Beam it up!
“Uplight wall sconces direct light up so it reflects down from the ceiling, similar to the way the sky reflects sunlight,” says Matthew Tanteri, adjunct professor at Parsons The New School for Design in New York City.
Make a curtain call
Leave your shades open at bedtime, or open them when you first wake up. “Daylight penetrates eyelids to reach the retina, triggering the production of the energizing hormone serotonin,” explains Joan Roberts, Ph.D., chairwoman of the natural sciences department at Fordham University in NYC.
Switch off your computer and television an hour before you climb into bed, and if you can, keep them out of your bedroom altogether. “TV and computer screens emit blue light, the type of light that suppresses the production of melatonin, a sleep-bringing hormone,” Roberts says.
For more energizing light, use a dawn-mimicking alarm clock.
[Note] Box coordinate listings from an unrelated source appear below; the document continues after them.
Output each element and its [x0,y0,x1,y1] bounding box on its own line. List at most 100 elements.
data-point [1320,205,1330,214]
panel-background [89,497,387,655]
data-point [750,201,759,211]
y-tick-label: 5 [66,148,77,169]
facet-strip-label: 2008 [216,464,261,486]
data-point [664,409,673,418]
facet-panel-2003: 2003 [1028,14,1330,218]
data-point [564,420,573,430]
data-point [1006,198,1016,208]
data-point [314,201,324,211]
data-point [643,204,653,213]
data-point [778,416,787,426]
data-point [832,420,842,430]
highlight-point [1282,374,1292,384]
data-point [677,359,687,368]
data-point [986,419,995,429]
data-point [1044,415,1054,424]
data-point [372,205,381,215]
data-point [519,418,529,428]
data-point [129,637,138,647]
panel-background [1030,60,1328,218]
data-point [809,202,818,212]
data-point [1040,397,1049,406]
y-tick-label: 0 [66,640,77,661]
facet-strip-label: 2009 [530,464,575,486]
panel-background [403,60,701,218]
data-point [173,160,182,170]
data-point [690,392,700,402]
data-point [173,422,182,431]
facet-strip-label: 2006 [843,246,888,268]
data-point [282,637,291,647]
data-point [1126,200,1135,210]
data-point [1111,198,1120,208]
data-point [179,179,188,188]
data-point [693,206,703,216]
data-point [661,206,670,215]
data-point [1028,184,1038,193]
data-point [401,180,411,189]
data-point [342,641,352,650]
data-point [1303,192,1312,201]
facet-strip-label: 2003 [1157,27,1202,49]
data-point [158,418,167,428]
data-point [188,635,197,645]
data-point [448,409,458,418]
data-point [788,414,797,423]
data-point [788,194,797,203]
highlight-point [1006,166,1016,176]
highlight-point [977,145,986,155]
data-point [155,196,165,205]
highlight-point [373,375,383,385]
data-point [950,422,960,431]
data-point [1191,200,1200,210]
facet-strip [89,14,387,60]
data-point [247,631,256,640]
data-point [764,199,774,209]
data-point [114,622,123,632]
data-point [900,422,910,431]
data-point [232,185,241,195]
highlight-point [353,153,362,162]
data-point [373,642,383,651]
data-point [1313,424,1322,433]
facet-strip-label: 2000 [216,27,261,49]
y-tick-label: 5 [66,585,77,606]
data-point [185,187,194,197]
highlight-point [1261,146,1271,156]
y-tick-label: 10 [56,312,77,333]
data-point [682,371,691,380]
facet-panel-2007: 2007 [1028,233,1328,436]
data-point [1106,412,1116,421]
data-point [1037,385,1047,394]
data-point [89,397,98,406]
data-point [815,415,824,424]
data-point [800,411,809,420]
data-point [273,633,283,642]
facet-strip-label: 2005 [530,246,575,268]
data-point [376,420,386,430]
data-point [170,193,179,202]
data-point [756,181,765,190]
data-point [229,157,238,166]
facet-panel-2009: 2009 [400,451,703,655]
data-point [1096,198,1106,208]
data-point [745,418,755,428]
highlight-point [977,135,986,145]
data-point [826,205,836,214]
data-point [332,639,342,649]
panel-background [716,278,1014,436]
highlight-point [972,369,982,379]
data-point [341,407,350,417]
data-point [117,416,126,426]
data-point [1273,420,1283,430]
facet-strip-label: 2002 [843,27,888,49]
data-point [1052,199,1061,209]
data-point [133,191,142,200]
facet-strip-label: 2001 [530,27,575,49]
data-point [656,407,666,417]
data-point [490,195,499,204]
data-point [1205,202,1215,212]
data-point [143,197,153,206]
The BlueMax Sunrise Simulator ($169, FullSpectrumSolutions.com) has low-energy light-emitting diode (LED) bulbs, which are programmed to grow progressively brighter as your wake time nears.
Face the dawn
Situate your bed so that it provides a view through your window. Seeing the sun-splashed outside world cues your brain that it’s time to wake up. Opt for light-colored linens, too. Pale-hued fabrics, woods, walls and flooring reflect more rays than do dark colors, Tanteri explains.
Light the night
Plug in a night-light with a warm-toned red or amber hue; reddish light has longer, less stimulating wavelengths than blue light, so it won’t keep you up. Try Cooper Lighting Circadian Series lights ($60 and up; CooperLighting.com), which come with low-glare LEDs.